Some of the most important principals to understand about T-SQL stem from the relational model’s core foundations-set theory and predicate logic.

Remember that the heading of a relation is a set of attributes, and the body a set of tuples.  So what is a set?  According to the creator of mathematical set theory, Georg Cantor, a set is described as follows:

“By a ‘set’ we mean any collection of M into a whole of definite, distinct objects m (which are called the ‘elements’ of M) of our perception or of our thought.”

Set Theory

Reading this chapter exposed me to concepts that I had knowledge of but no understanding.  I had heard “real” database people refer to tuples but had never really “gotten it”.  I had to go look up “tuple” on the All-Knowing Wikipedia.  As it relates to math it

is an ordered list of elements.   Tuples are usually written by listing the elements within parentheses ‘()’ and separated by commas; for example, (2,7,4,1,7) denotes a 5-tuple.

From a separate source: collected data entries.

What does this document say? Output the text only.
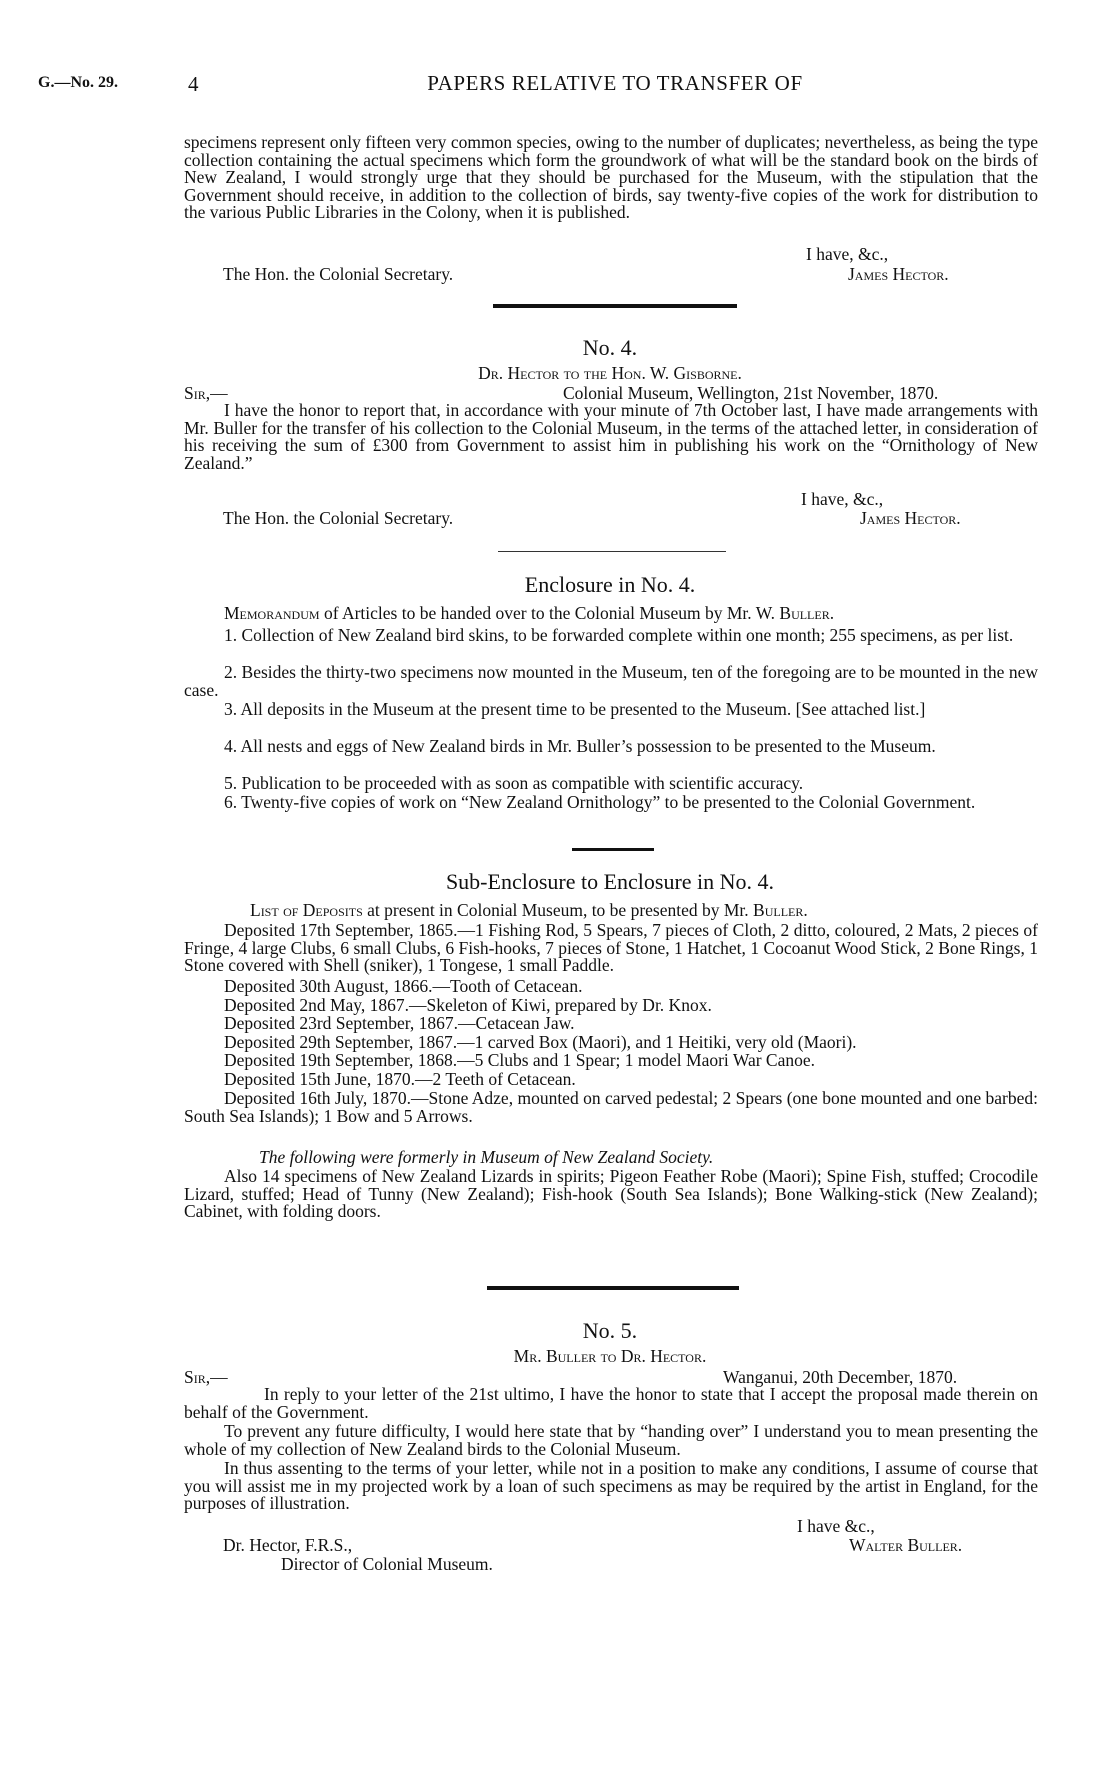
G.—No. 29.	4	PAPERS RELATIVE TO TRANSFER OF
specimens represent only fifteen very common species, owing to the number of duplicates; nevertheless, as being the type collection containing the actual specimens which form the groundwork of what will be the standard book on the birds of New Zealand, I would strongly urge that they should be purchased for the Museum, with the stipulation that the Government should receive, in addition to the collection of birds, say twenty-five copies of the work for distribution to the various Public Libraries in the Colony, when it is published.
I have, &c.,
The Hon. the Colonial Secretary.	James Hector.
No. 4.
Dr. Hector to the Hon. W. Gisborne.
Sir,—	Colonial Museum, Wellington, 21st November, 1870.
I have the honor to report that, in accordance with your minute of 7th October last, I have made arrangements with Mr. Buller for the transfer of his collection to the Colonial Museum, in the terms of the attached letter, in consideration of his receiving the sum of £300 from Government to assist him in publishing his work on the “Ornithology of New Zealand.”
I have, &c.,
The Hon. the Colonial Secretary.	James Hector.
Enclosure in No. 4.
Memorandum of Articles to be handed over to the Colonial Museum by Mr. W. Buller.
1. Collection of New Zealand bird skins, to be forwarded complete within one month; 255 specimens, as per list.
2. Besides the thirty-two specimens now mounted in the Museum, ten of the foregoing are to be mounted in the new case.
3. All deposits in the Museum at the present time to be presented to the Museum. [See attached list.]
4. All nests and eggs of New Zealand birds in Mr. Buller’s possession to be presented to the Museum.
5. Publication to be proceeded with as soon as compatible with scientific accuracy.
6. Twenty-five copies of work on “New Zealand Ornithology” to be presented to the Colonial Government.
Sub-Enclosure to Enclosure in No. 4.
List of Deposits at present in Colonial Museum, to be presented by Mr. Buller.
Deposited 17th September, 1865.—1 Fishing Rod, 5 Spears, 7 pieces of Cloth, 2 ditto, coloured, 2 Mats, 2 pieces of Fringe, 4 large Clubs, 6 small Clubs, 6 Fish-hooks, 7 pieces of Stone, 1 Hatchet, 1 Cocoanut Wood Stick, 2 Bone Rings, 1 Stone covered with Shell (sniker), 1 Tongese, 1 small Paddle.
Deposited 30th August, 1866.—Tooth of Cetacean.
Deposited 2nd May, 1867.—Skeleton of Kiwi, prepared by Dr. Knox.
Deposited 23rd September, 1867.—Cetacean Jaw.
Deposited 29th September, 1867.—1 carved Box (Maori), and 1 Heitiki, very old (Maori).
Deposited 19th September, 1868.—5 Clubs and 1 Spear; 1 model Maori War Canoe.
Deposited 15th June, 1870.—2 Teeth of Cetacean.
Deposited 16th July, 1870.—Stone Adze, mounted on carved pedestal; 2 Spears (one bone mounted and one barbed: South Sea Islands); 1 Bow and 5 Arrows.
The following were formerly in Museum of New Zealand Society.
Also 14 specimens of New Zealand Lizards in spirits; Pigeon Feather Robe (Maori); Spine Fish, stuffed; Crocodile Lizard, stuffed; Head of Tunny (New Zealand); Fish-hook (South Sea Islands); Bone Walking-stick (New Zealand); Cabinet, with folding doors.
No. 5.
Mr. Buller to Dr. Hector.
Sir,—	Wanganui, 20th December, 1870.
In reply to your letter of the 21st ultimo, I have the honor to state that I accept the proposal made therein on behalf of the Government.
To prevent any future difficulty, I would here state that by “handing over” I understand you to mean presenting the whole of my collection of New Zealand birds to the Colonial Museum.
In thus assenting to the terms of your letter, while not in a position to make any conditions, I assume of course that you will assist me in my projected work by a loan of such specimens as may be required by the artist in England, for the purposes of illustration.
I have &c.,
Dr. Hector, F.R.S.,
Director of Colonial Museum.
Walter Buller.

That was another “aha” for me.  I could see that this was a set of data, like what is returned from a query.  That made sense to me.

Looking into set theory I found that a relation has a heading and a body.  The heading is a set of attributes.  These attributes are referred to by name and type .  The body is a set of tuples.  These concepts become transformed by SQL into something recognizable.  The relation is a table showing the heading as column names and tuples as rows in the table.

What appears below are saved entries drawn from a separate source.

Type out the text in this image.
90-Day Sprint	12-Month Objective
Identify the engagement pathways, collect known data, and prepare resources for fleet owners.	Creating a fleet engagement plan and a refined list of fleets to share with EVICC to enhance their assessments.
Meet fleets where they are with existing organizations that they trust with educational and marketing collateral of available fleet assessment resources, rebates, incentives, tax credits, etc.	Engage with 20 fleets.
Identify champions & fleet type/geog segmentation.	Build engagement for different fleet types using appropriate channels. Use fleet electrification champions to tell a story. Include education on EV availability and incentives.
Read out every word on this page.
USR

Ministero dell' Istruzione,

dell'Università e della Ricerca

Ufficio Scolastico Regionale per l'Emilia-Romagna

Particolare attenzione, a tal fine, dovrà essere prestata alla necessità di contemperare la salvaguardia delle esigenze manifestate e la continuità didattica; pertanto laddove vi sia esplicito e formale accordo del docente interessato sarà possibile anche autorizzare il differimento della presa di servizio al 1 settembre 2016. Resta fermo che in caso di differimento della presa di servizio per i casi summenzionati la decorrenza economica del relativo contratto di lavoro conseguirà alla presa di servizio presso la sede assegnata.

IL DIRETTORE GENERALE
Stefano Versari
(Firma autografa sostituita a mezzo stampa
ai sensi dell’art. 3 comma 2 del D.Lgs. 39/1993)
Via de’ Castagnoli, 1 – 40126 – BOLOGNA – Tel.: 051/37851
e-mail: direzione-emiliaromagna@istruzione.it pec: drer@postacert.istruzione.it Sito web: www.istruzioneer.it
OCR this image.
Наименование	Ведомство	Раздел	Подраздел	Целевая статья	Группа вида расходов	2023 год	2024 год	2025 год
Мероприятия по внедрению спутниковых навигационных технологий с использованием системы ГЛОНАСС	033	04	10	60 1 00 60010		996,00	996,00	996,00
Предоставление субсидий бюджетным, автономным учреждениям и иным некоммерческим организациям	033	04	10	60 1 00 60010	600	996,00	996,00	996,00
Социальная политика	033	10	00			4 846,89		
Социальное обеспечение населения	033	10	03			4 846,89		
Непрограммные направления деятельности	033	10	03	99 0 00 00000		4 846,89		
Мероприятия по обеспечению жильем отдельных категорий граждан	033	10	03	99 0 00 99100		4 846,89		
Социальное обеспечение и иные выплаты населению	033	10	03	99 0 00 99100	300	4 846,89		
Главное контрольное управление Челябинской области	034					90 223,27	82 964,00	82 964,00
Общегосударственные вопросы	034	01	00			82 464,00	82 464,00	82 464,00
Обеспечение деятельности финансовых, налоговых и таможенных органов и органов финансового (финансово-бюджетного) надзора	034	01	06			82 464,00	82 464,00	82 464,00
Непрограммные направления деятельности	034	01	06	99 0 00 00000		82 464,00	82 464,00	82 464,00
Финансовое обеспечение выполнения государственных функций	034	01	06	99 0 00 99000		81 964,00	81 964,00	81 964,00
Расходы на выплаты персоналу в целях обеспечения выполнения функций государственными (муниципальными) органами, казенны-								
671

(So, remember in the last episode when we said that thinking of a database like a spreadsheet was ok for non-Hunters, this concept is the real deal.)

Do you remember back in elementary school when you learned about VENN diagrams?  You had to draw all those circles that represented MAMMALS and EGG LAYING CREATURES and come up with the INTERSECTION showing Mammals that are Egg Laying Creatures?

Venn Diagram

Venn Diagram

That’s Set Theory – see you know this – you just learned it so long ago, you’ve forgotten!

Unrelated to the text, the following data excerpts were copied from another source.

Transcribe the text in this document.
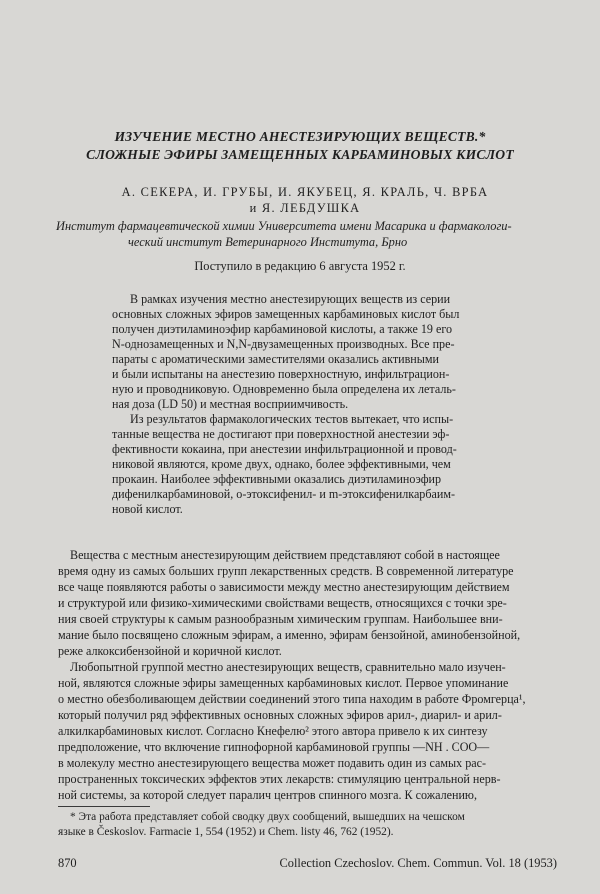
ИЗУЧЕНИЕ МЕСТНО АНЕСТЕЗИРУЮЩИХ ВЕЩЕСТВ.*
СЛОЖНЫЕ ЭФИРЫ ЗАМЕЩЕННЫХ КАРБАМИНОВЫХ КИСЛОТ
А. СЕКЕРА, И. ГРУБЫ, И. ЯКУБЕЦ, Я. КРАЛЬ, Ч. ВРБА
и Я. ЛЕБДУШКА
Институт фармацевтической химии Университета имени Масарика и фармакологи-
ческий институт Ветеринарного Института, Брно
Поступило в редакцию 6 августа 1952 г.
В рамках изучения местно анестезирующих веществ из серии
основных сложных эфиров замещенных карбаминовых кислот был
получен диэтиламиноэфир карбаминовой кислоты, а также 19 его
N-однозамещенных и N,N-двузамещенных производных. Все пре-
параты с ароматическими заместителями оказались активными
и были испытаны на анестезию поверхностную, инфильтрацион-
ную и проводниковую. Одновременно была определена их леталь-
ная доза (LD 50) и местная восприимчивость.
Из результатов фармакологических тестов вытекает, что испы-
танные вещества не достигают при поверхностной анестезии эф-
фективности кокаина, при анестезии инфильтрационной и провод-
никовой являются, кроме двух, однако, более эффективными, чем
прокаин. Наиболее эффективными оказались диэтиламиноэфир
дифенилкарбаминовой, o-этоксифенил- и m-этоксифенилкарбаим-
новой кислот.
Вещества с местным анестезирующим действием представляют собой в настоящее
время одну из самых больших групп лекарственных средств. В современной литературе
все чаще появляются работы о зависимости между местно анестезирующим действием
и структурой или физико-химическими свойствами веществ, относящихся с точки зре-
ния своей структуры к самым разнообразным химическим группам. Наибольшее вни-
мание было посвящено сложным эфирам, а именно, эфирам бензойной, аминобензойной,
реже алкоксибензойной и коричной кислот.
Любопытной группой местно анестезирующих веществ, сравнительно мало изучен-
ной, являются сложные эфиры замещенных карбаминовых кислот. Первое упоминание
о местно обезболивающем действии соединений этого типа находим в работе Фромгерца¹,
который получил ряд эффективных основных сложных эфиров арил-, диарил- и арил-
алкилкарбаминовых кислот. Согласно Кнефелю² этого автора привело к их синтезу
предположение, что включение гипнофорной карбаминовой группы —NH . COO—
в молекулу местно анестезирующего вещества может подавить один из самых рас-
пространенных токсических эффектов этих лекарств: стимуляцию центральной нерв-
ной системы, за которой следует паралич центров спинного мозга. К сожалению,
* Эта работа представляет собой сводку двух сообщений, вышедших на чешском
языке в Českoslov. Farmacie 1, 554 (1952) и Chem. listy 46, 762 (1952).
870	Collection Czechoslov. Chem. Commun. Vol. 18 (1953)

Back to Cantor’s definition of a set.  It should be considered as a single, whole thing….a SET of something, in this case tuples.  It should be a set with no duplicates (there are exceptions to this in the real world, but theoretically…) and while not explicitly stated, no order to the set – as one of the tek-tip gurus would say, think of a result set as a bag of marbles, all the records jumbled up together – (when, in a query, you add sorting you have created a sequence, not a relation – a topic for another day!)

Predicate Logic

A predicate is defined as an expression that when applied to an object makes a proposition evaluate to either true or false. For instance, ‘hire date greater than 1/1/2012’ is an example of a predicate. For each employee you can evaluate this predicate and create a proposition that returns true if that employee was hired after that date.  Any expression that you can write to evaluate criteria to true or false is a predicate.  Is it greater than another number, does a name match, any other criteria.

Predicate Logic is a core element of the relational model.  Using predicates you can enforce data integrity, filter data, and even define the data model.

While I didn’t study these concepts formally, I did have an intuitive understanding of them. Understanding these concepts will be the first weapon in your arsenal to fight the Platypus Database.

Developer’s Golden Egg

I have decided that when I have some tidbit that might be helpful to a certain group of my readership, the Platypus will give you a Golden Egg – the first one goes to the Developers!  In fact, for a while, most of them will probably be for developers…that is what I did for a long time!

One thing that I tried to do as an application developer was iterate through the results of my queries in my application and not on the database.  Remember, think of the results of your query as a set.  So, if you need to get all the rows that meet some criteria try to figure out a way using a query to just return to your program the information in which you are interested.   Conversely, try not to return ALL the rows and have your application determine which ones meet your criteria, let the database do what databases are good at doing.

Also. try to use aggregate functions when possible.  Don’t bring back a whole record set to your application and count the number of rows, if you just need to know the total number of rows use the COUNT function and just return what you need.